More information on this and other topics can be found at http://cals.arizona.edu/crops.
High Plains cotton has been on a roller coaster during the summer. We had extensive rainfall, which provided considerable relief during early July. This resulted in a poorly rooted dryland crop in many areas in heavy rainfall counties. Quite a bit of “yellow” cotton appeared by mid-July. Most of this cotton was dryland, which was not fertilized with nitrogen prior to the rainfall events.
During the first two weeks of July, most High Plains producers were kept out of the field due to the high moisture situation, and this resulted in late nitrogen applications, especially to the extremely wet dryland areas. Lack of subsequent rainfall and perhaps compromised root systems due to previous water-logged conditions have resulted in considerable acreage of stunted dryland cotton in several southern counties.
Irrigated fields were somewhat delayed in development due to cool, wet conditions through mid-July. Fruit retention issues arising from the environmental conditions were concerning.
However, on the whole, the High Plains outlook is very bright for a good-to-excellent crop harvest in many areas. The August NASS report indicated we had very low abandonment this year in Districts 1N and 1S. This estimate indicated that we planted about 3.78 million acres with about 3.65 standing. Per-acre yields indicated 1,005 pounds for 1N. If this materializes, it would be the second highest per-acre yield on record – set in 2007 at 1,082 pounds. The 731 pounds for 1S would rank as the third highest yield on record with previous records in 2007 at 819 pounds and 2005 at 757 pounds.
Production forecasts indicate that we may produce close to six million bales in these two districts. This would be the largest crop in terms of bale production ever produced in the region if it is realized. It is attributable to the large standing acreage and good yield prospects. With much of the cotton in the region hitting hard cutout by mid-August, if an excellent September is encountered, fiber quality, especially maturity as reflected in micronaire, could also be good. We are a long way from having this crop in the module. Only time will tell.
Very hot dry weather has caused cotton to mature rapidly across many areas of Alabama. Some cotton will be defoliated or even harvested before September arrives this season. This can cause quite a few defoliation problems, including poor defoliation results on tough mature leaves and rapid cotton regrowth occurring if heavy rainfall occurs before harvest.

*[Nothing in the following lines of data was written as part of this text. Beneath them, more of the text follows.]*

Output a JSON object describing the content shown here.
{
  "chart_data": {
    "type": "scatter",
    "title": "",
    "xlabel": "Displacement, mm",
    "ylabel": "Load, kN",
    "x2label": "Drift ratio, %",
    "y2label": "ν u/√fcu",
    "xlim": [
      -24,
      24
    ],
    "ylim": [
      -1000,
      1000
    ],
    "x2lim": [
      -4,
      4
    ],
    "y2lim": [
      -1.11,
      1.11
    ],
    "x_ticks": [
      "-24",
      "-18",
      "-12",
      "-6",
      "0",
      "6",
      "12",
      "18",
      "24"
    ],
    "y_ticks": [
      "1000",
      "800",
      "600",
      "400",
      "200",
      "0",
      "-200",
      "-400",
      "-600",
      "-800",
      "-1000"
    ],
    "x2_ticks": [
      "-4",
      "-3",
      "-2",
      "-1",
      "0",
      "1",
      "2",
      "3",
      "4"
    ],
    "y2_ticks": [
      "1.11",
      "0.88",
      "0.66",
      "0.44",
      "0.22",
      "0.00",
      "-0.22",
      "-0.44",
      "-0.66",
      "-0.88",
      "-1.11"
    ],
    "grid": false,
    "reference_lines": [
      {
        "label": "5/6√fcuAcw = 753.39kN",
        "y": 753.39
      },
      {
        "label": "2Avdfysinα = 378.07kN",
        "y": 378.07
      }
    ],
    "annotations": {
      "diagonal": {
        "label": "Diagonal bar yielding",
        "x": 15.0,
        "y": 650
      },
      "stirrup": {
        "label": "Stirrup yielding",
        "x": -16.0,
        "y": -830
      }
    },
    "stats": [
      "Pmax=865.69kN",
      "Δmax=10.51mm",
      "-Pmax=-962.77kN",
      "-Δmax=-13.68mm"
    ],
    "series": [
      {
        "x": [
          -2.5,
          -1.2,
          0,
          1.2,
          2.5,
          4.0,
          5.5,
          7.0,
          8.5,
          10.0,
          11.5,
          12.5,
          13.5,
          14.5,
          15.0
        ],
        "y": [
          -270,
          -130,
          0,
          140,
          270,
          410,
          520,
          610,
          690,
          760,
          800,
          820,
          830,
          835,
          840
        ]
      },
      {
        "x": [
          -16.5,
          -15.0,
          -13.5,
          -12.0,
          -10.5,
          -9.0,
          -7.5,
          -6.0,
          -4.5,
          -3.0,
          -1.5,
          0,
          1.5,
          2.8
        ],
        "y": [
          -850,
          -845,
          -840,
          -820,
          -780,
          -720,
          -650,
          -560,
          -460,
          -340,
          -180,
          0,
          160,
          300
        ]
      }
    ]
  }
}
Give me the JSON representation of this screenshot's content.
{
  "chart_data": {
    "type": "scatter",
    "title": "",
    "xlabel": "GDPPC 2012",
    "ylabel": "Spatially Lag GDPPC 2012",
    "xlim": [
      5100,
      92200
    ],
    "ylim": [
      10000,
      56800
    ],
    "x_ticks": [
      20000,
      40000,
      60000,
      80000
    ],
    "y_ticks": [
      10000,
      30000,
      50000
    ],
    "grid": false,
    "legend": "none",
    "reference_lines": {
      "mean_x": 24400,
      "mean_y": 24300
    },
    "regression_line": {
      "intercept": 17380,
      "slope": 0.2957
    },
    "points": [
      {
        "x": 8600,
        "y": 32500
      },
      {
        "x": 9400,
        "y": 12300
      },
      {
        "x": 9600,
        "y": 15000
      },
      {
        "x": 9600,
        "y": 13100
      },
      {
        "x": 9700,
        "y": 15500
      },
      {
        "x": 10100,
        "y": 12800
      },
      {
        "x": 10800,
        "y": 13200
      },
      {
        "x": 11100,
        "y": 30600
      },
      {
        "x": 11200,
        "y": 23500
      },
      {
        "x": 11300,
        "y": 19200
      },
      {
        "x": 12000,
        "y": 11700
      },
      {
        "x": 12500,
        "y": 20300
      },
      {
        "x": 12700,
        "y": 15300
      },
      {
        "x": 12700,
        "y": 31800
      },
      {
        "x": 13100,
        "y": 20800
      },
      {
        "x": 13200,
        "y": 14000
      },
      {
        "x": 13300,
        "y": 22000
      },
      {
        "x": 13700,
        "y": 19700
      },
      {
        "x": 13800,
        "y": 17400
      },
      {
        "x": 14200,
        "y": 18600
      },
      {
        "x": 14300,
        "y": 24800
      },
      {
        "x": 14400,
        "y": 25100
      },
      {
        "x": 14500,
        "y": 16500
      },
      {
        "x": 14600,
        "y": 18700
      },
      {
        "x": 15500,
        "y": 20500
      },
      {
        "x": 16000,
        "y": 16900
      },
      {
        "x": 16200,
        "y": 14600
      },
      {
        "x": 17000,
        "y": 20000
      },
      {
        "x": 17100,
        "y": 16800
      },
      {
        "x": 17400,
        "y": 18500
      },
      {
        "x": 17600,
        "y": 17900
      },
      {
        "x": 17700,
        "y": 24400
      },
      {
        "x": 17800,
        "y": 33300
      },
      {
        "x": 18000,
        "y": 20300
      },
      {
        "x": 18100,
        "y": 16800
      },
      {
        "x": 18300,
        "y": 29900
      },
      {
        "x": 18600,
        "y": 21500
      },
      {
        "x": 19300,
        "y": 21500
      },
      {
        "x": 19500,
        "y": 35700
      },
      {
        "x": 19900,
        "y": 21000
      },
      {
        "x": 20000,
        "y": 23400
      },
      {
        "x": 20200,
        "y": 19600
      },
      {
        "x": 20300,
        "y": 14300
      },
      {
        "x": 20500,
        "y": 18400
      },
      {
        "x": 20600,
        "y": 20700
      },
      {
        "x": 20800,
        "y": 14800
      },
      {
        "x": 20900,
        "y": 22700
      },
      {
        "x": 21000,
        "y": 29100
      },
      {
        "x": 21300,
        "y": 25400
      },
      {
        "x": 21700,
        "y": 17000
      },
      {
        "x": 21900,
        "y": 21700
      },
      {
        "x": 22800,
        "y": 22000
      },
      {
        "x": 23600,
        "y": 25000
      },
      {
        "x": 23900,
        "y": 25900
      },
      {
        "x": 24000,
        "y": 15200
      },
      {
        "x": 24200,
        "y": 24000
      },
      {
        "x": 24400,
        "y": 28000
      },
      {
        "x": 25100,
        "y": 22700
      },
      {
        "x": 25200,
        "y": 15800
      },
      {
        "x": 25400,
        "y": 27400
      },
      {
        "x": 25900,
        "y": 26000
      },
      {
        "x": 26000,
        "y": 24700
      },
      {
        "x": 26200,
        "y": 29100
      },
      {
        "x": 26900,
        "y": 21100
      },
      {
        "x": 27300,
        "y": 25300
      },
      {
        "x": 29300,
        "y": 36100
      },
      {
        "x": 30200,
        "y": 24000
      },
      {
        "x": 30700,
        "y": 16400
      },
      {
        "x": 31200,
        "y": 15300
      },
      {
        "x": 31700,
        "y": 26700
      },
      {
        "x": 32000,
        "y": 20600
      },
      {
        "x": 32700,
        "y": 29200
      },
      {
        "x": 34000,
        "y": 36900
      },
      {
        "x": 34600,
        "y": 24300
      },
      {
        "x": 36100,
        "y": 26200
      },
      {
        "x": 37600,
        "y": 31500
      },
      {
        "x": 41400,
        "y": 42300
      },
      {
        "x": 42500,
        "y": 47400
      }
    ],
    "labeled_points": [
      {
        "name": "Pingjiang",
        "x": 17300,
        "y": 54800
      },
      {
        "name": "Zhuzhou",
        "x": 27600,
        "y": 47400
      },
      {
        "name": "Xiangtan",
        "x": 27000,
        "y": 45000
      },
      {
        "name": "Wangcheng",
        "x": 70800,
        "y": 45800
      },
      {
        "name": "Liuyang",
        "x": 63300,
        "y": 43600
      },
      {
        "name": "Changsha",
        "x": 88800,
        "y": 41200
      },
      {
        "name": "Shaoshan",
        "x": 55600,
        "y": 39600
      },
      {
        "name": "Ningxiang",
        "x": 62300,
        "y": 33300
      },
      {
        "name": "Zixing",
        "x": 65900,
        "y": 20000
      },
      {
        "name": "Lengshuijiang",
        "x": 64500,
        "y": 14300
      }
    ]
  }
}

I would advise farmers to begin defoliation slowly and see which products are producing the best defoliation results. Regrowth under these situations can often occur rapidly, and we do not want to make a second defoliation trip across this crop.
I have been informed that the phosphate-type defoliants (Def 6, Folex, etc.) are in very short supply. This will cause a switch to other defoliation products, especially the PPO inhibitors (Aim, ET, Blizzard, Resource etc.). We plan to conduct on-farm defoliation trials to determine which defoliants or combination of defoliants work best.
Overall, the cotton crop in North Carolina has been hurt by lack of rainfall in July and August. The crop has primarily been dependent on scattered thunderstorms. A lot of the cotton that will be ready for defoliation and harvest first should occur in the areas that had the least rain associated with these spotty storms in many areas.
It is very likely that these areas that are affected by drought and ready for defoliation and harvest first may not have been the areas you originally planned to defoliate and harvest initially due to planting date, variety and special arrangement. This means that in order to get started early on defoliation and harvesting you will likely have to alter your plans. This, of course, is not unusual.
As you decide where and when to start defoliation, remember that a drought-stressed crop is typically set on fewer fruiting branches, often on four or five fruiting branches. In those situations, you can easily be at nodes above cracked boll of four or fewer well before you reach 60 percent open bolls.